= Claire Shuttleworth =

American painter (1867 - 1930)

Claire Shuttleworth (1867–1930) was an American painter.

Born in Buffalo, New York, to banker Henry J. Shuttleworth and his wife, Laura Wheeler, Shuttleworth later became a summer resident of Chippewa, Ontario, where she kept a studio called "Minglestreams". She studied art in her hometown and at the Art Students League of New York before traveling to Paris for more instruction; her instructors over time included George Bridgman, Raphaël Collin, and Luc-Olivier Merson. She showed work around the United States and abroad, including at the Paris Salon from 1896 to 1899.
She studied at the Académie Vitti in Paris.
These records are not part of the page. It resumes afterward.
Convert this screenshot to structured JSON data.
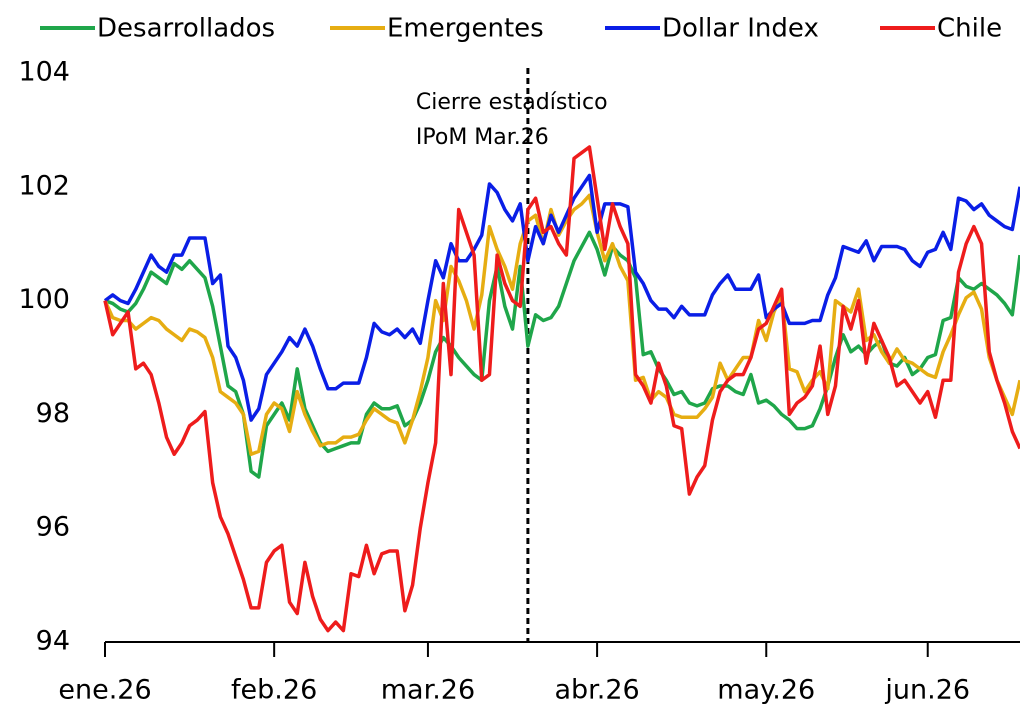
{
  "chart_data": {
    "type": "line",
    "categories": [
      "ene.26",
      null,
      null,
      null,
      null,
      null,
      null,
      null,
      null,
      null,
      null,
      null,
      null,
      null,
      null,
      null,
      null,
      null,
      null,
      null,
      null,
      null,
      "feb.26",
      null,
      null,
      null,
      null,
      null,
      null,
      null,
      null,
      null,
      null,
      null,
      null,
      null,
      null,
      null,
      null,
      null,
      null,
      null,
      "mar.26",
      null,
      null,
      null,
      null,
      null,
      null,
      null,
      null,
      null,
      null,
      null,
      null,
      null,
      null,
      null,
      null,
      null,
      null,
      null,
      null,
      null,
      "abr.26",
      null,
      null,
      null,
      null,
      null,
      null,
      null,
      null,
      null,
      null,
      null,
      null,
      null,
      null,
      null,
      null,
      null,
      null,
      null,
      null,
      null,
      "may.26",
      null,
      null,
      null,
      null,
      null,
      null,
      null,
      null,
      null,
      null,
      null,
      null,
      null,
      null,
      null,
      null,
      null,
      null,
      null,
      null,
      "jun.26",
      null,
      null,
      null,
      null,
      null,
      null,
      null,
      null,
      null,
      null,
      null,
      null
    ],
    "series": [
      {
        "name": "Desarrollados",
        "color": "#1fa64a",
        "values": [
          100,
          99.95,
          99.85,
          99.8,
          99.95,
          100.2,
          100.5,
          100.4,
          100.3,
          100.65,
          100.55,
          100.7,
          100.55,
          100.4,
          99.9,
          99.2,
          98.5,
          98.4,
          98.0,
          97.0,
          96.9,
          97.8,
          98.0,
          98.2,
          97.9,
          98.8,
          98.1,
          97.8,
          97.5,
          97.35,
          97.4,
          97.45,
          97.5,
          97.5,
          98.0,
          98.2,
          98.1,
          98.1,
          98.15,
          97.8,
          97.9,
          98.2,
          98.6,
          99.1,
          99.35,
          99.2,
          99.0,
          98.85,
          98.7,
          98.6,
          100.0,
          100.6,
          99.9,
          99.5,
          100.6,
          99.2,
          99.75,
          99.65,
          99.7,
          99.9,
          100.3,
          100.7,
          100.95,
          101.2,
          100.9,
          100.45,
          100.95,
          100.8,
          100.7,
          100.4,
          99.05,
          99.1,
          98.8,
          98.6,
          98.35,
          98.4,
          98.2,
          98.15,
          98.2,
          98.45,
          98.5,
          98.5,
          98.4,
          98.35,
          98.7,
          98.2,
          98.25,
          98.15,
          98.0,
          97.9,
          97.75,
          97.75,
          97.8,
          98.1,
          98.5,
          99.0,
          99.4,
          99.1,
          99.2,
          99.05,
          99.2,
          99.3,
          98.9,
          98.85,
          99.0,
          98.7,
          98.8,
          99.0,
          99.05,
          99.65,
          99.7,
          100.4,
          100.25,
          100.2,
          100.3,
          100.2,
          100.1,
          99.95,
          99.75,
          100.8
        ]
      },
      {
        "name": "Emergentes",
        "color": "#e6ad12",
        "values": [
          100,
          99.7,
          99.65,
          99.65,
          99.5,
          99.6,
          99.7,
          99.65,
          99.5,
          99.4,
          99.3,
          99.5,
          99.45,
          99.35,
          99.0,
          98.4,
          98.3,
          98.2,
          98.0,
          97.3,
          97.35,
          98.0,
          98.2,
          98.1,
          97.7,
          98.4,
          98.0,
          97.7,
          97.45,
          97.5,
          97.5,
          97.6,
          97.6,
          97.65,
          97.9,
          98.1,
          98.0,
          97.9,
          97.85,
          97.5,
          97.9,
          98.4,
          99.0,
          100.0,
          99.65,
          100.6,
          100.35,
          100.0,
          99.5,
          100.1,
          101.3,
          100.9,
          100.6,
          100.2,
          101.0,
          101.4,
          101.5,
          101.0,
          101.6,
          101.15,
          101.4,
          101.6,
          101.7,
          101.85,
          101.2,
          100.7,
          101.0,
          100.6,
          100.35,
          98.6,
          98.65,
          98.25,
          98.4,
          98.3,
          98.0,
          97.95,
          97.95,
          97.95,
          98.1,
          98.3,
          98.9,
          98.6,
          98.8,
          99.0,
          99.0,
          99.65,
          99.3,
          99.8,
          100.1,
          98.8,
          98.75,
          98.4,
          98.6,
          98.75,
          98.45,
          100.0,
          99.9,
          99.8,
          100.2,
          99.3,
          99.4,
          99.1,
          98.9,
          99.15,
          98.95,
          98.9,
          98.8,
          98.7,
          98.65,
          99.1,
          99.4,
          99.75,
          100.05,
          100.15,
          99.85,
          99.0,
          98.6,
          98.3,
          98.0,
          98.6
        ]
      },
      {
        "name": "Dollar Index",
        "color": "#0a1ee6",
        "values": [
          100,
          100.1,
          100.0,
          99.95,
          100.2,
          100.5,
          100.8,
          100.6,
          100.5,
          100.8,
          100.8,
          101.1,
          101.1,
          101.1,
          100.3,
          100.45,
          99.2,
          99.0,
          98.6,
          97.9,
          98.1,
          98.7,
          98.9,
          99.1,
          99.35,
          99.2,
          99.5,
          99.2,
          98.8,
          98.45,
          98.45,
          98.55,
          98.55,
          98.55,
          99.0,
          99.6,
          99.45,
          99.4,
          99.5,
          99.35,
          99.5,
          99.25,
          100.0,
          100.7,
          100.4,
          101.0,
          100.7,
          100.7,
          100.9,
          101.15,
          102.05,
          101.9,
          101.6,
          101.4,
          101.7,
          100.7,
          101.3,
          101.0,
          101.5,
          101.2,
          101.5,
          101.8,
          102.0,
          102.2,
          101.2,
          101.7,
          101.7,
          101.7,
          101.65,
          100.5,
          100.3,
          100.0,
          99.85,
          99.85,
          99.7,
          99.9,
          99.75,
          99.75,
          99.75,
          100.1,
          100.3,
          100.45,
          100.2,
          100.2,
          100.2,
          100.45,
          99.7,
          99.85,
          99.95,
          99.6,
          99.6,
          99.6,
          99.65,
          99.65,
          100.1,
          100.4,
          100.95,
          100.9,
          100.85,
          101.05,
          100.7,
          100.95,
          100.95,
          100.95,
          100.9,
          100.7,
          100.6,
          100.85,
          100.9,
          101.2,
          100.9,
          101.8,
          101.75,
          101.6,
          101.7,
          101.5,
          101.4,
          101.3,
          101.25,
          102.0
        ]
      },
      {
        "name": "Chile",
        "color": "#ee1c1c",
        "values": [
          100,
          99.4,
          99.6,
          99.8,
          98.8,
          98.9,
          98.7,
          98.2,
          97.6,
          97.3,
          97.5,
          97.8,
          97.9,
          98.05,
          96.8,
          96.2,
          95.9,
          95.5,
          95.1,
          94.6,
          94.6,
          95.4,
          95.6,
          95.7,
          94.7,
          94.5,
          95.4,
          94.8,
          94.4,
          94.2,
          94.35,
          94.2,
          95.2,
          95.15,
          95.7,
          95.2,
          95.55,
          95.6,
          95.6,
          94.55,
          95.0,
          96.0,
          96.8,
          97.5,
          100.3,
          98.7,
          101.6,
          101.2,
          100.8,
          98.6,
          98.7,
          100.8,
          100.3,
          100.0,
          99.9,
          101.6,
          101.8,
          101.2,
          101.3,
          101.0,
          100.8,
          102.5,
          102.6,
          102.7,
          101.8,
          100.9,
          101.7,
          101.3,
          101.0,
          98.7,
          98.5,
          98.2,
          98.9,
          98.5,
          97.8,
          97.75,
          96.6,
          96.9,
          97.1,
          97.9,
          98.4,
          98.6,
          98.7,
          98.7,
          99.0,
          99.5,
          99.6,
          99.9,
          100.2,
          98.0,
          98.2,
          98.3,
          98.5,
          99.2,
          98.0,
          98.5,
          99.9,
          99.5,
          100.0,
          98.9,
          99.6,
          99.3,
          99.0,
          98.5,
          98.6,
          98.4,
          98.2,
          98.4,
          97.95,
          98.6,
          98.6,
          100.5,
          101.0,
          101.3,
          101.0,
          99.1,
          98.6,
          98.2,
          97.7,
          97.4
        ]
      }
    ],
    "ylim": [
      94,
      104
    ],
    "yticks": [
      94,
      96,
      98,
      100,
      102,
      104
    ],
    "grid": false,
    "legend": "top",
    "vline": {
      "x": 55,
      "text": [
        "Cierre estadístico",
        "IPoM Mar.26"
      ]
    }
  }
}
She belonged to the American Federation of Arts, the National Association of Women Painters and Sculptors, the Buffalo Society of Arts, and the Rockport Art Association during her career. The Buffalo Historical Society owns examples of her work, as does the Arnot Art Museum. Shuttleworth was known as the "Painter of the Niagara" for her association with that river and the falls, which she depicted over 100 times in her work; she was also active as a portrait miniaturist. She worked in oils, watercolor, and pencil. Her work is the subject of a display at the Burchfield Penney Art Center in Buffalo.